May’s talk of the European Commission adopting “an aggressive negotiating position, which can only be met by strong leadership on behalf of Britain,” will go down very well with Leavers. Even Angela Merkel’s beer-tent warning at the weekend that Europe can no longer rely on May’s Britain is likely to only deepen convictions among Leavers.

And as the Channel4/SkyNews show neared its end, Jeremy Paxman actually played May’s Brexit trump card for her. Dripping with sarcasm, he said "even Andrea Leadsom" got it right on Brexit while May had flunked it. Yet his line of questioning allowed her to say no fewer than five times that ‘no deal is better than a bad deal’ (see below). Along with Ken Clarke (whose ‘bloody difficult woman’ line she exploited again), Paxman was May’s best friend last night.
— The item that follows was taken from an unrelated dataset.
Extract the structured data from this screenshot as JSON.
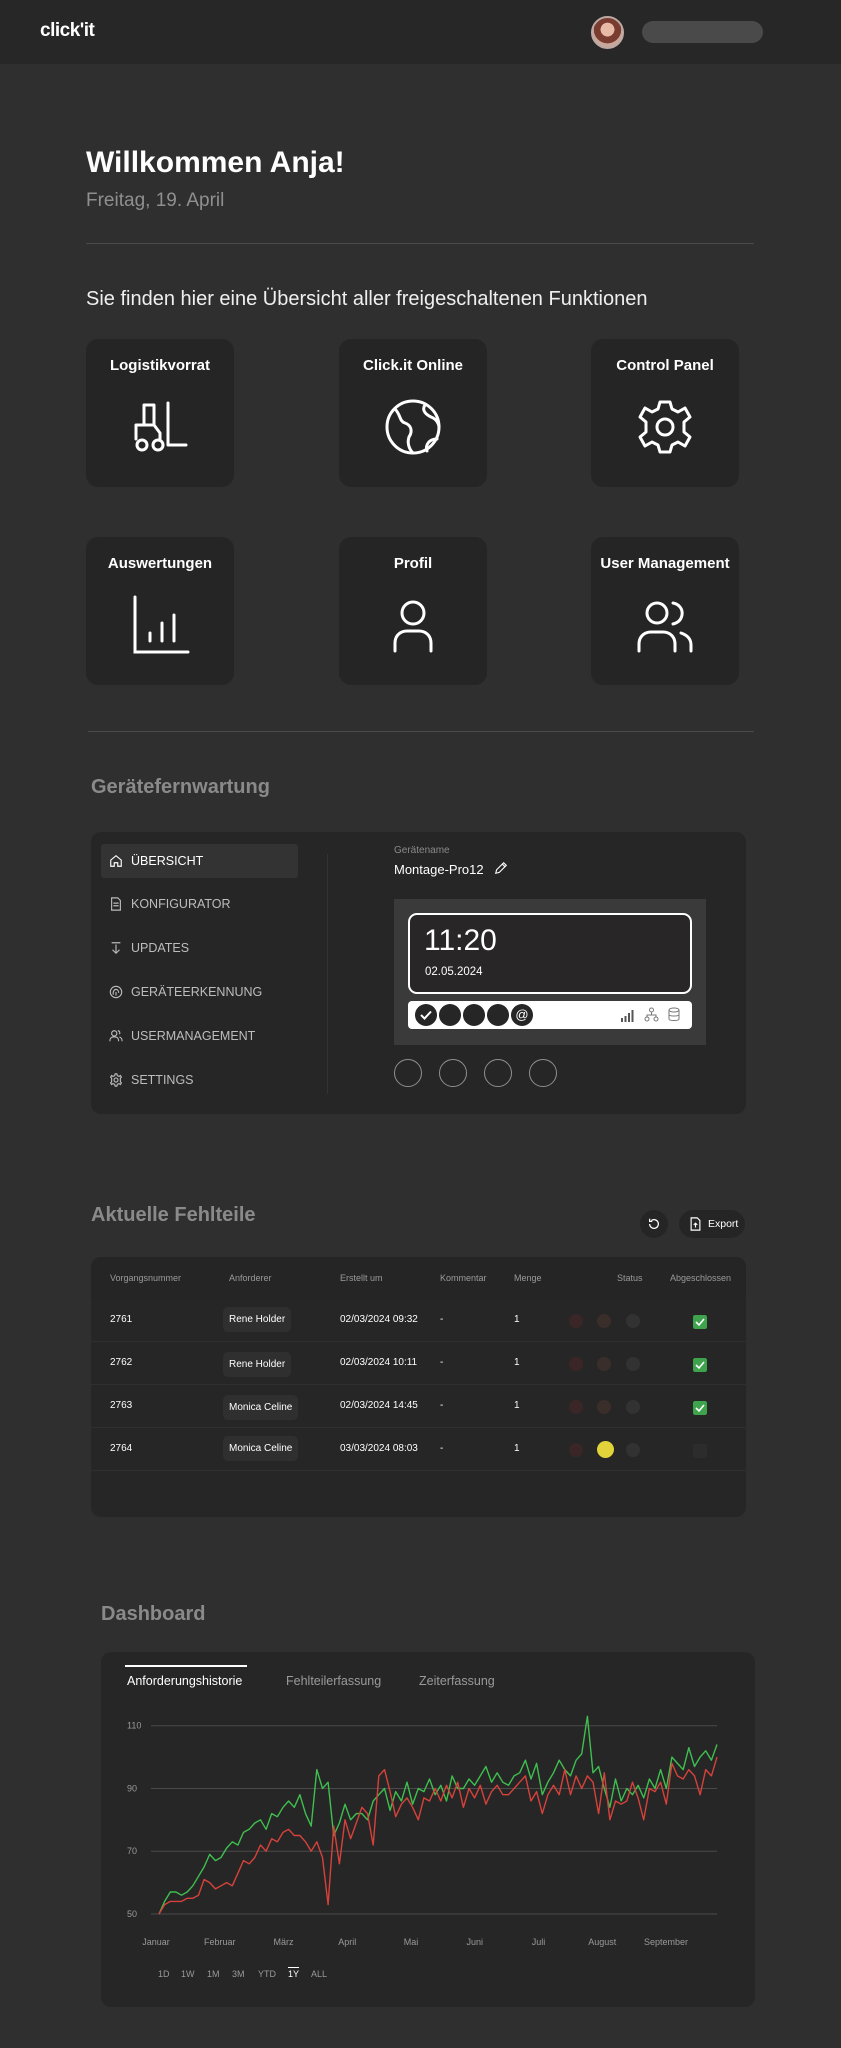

While she was laughed at over domestic policy wobbles and blunders, on Brexit May had the last laugh. She said with real force that she was standing up for people who had been “ridiculed and ignored for too long”. Some commentators suggest that May’s ‘done a Ted Heath’, when he called a general election in 1974, asking ‘who runs Britain?’ only to get the answer ‘not you’. But in fact 2017 may more resemble 1987. That’s when the last sitting female Tory PM increased her majority despite a dire campaign, not because of it. And the underlying reason would be support from working class Leave voters, Labour, UKIP and Tory alike.

3) ZEN MASTER

One of Labour’s most effective spin room lines after #BattleForNo10 was that “Corbyn makes the audience laugh with him. May makes the audience laugh at her.” With lower expectations, Jeremy Corbyn’s cardigan charisma certainly shone through and he became more Zen-like as the evening wore on.

Ed Miliband tweeted “these gigs are hard..it was an assured performance”, and he should know (one of the most memorable moments in his own TV debates of 2015 among focus groups came when he both fell off the stage in Question Time and muddled his line on the deficit). Nigel Farage added: “I may not agree with Jeremy Corbyn but he came across as being totally sincere”.

Anyone who’s seen Corbyn on the road over the last two years will know that he thrives on the campaign trail. But as well as having an inner confidence boosted by his avid followers, he also has got much better at media interviews. All those hustings exchanges and journalists’ questions have allowed him to refine his answers and play to his strengths as a man of integrity who’s unafraid of doing things differently. Just as Cameron perfected his skills through years of ‘Cameron Direct’ and ‘PM Direct’ events, so too Corbyn has learned his extra-Parliamentary trade.

That’s not to say there weren’t moments last night when the Labour leader was again less than clear on his own party policy. Having flipped and flopped on his line on the Tory benefits freeze at his manifesto launch, Corbyn again shifted position when he told Paxman benefits “are not going to be frozen because they’ll be uprated every year, as they should be.” That really needs some costings and detail on how it fits with other welfare plans.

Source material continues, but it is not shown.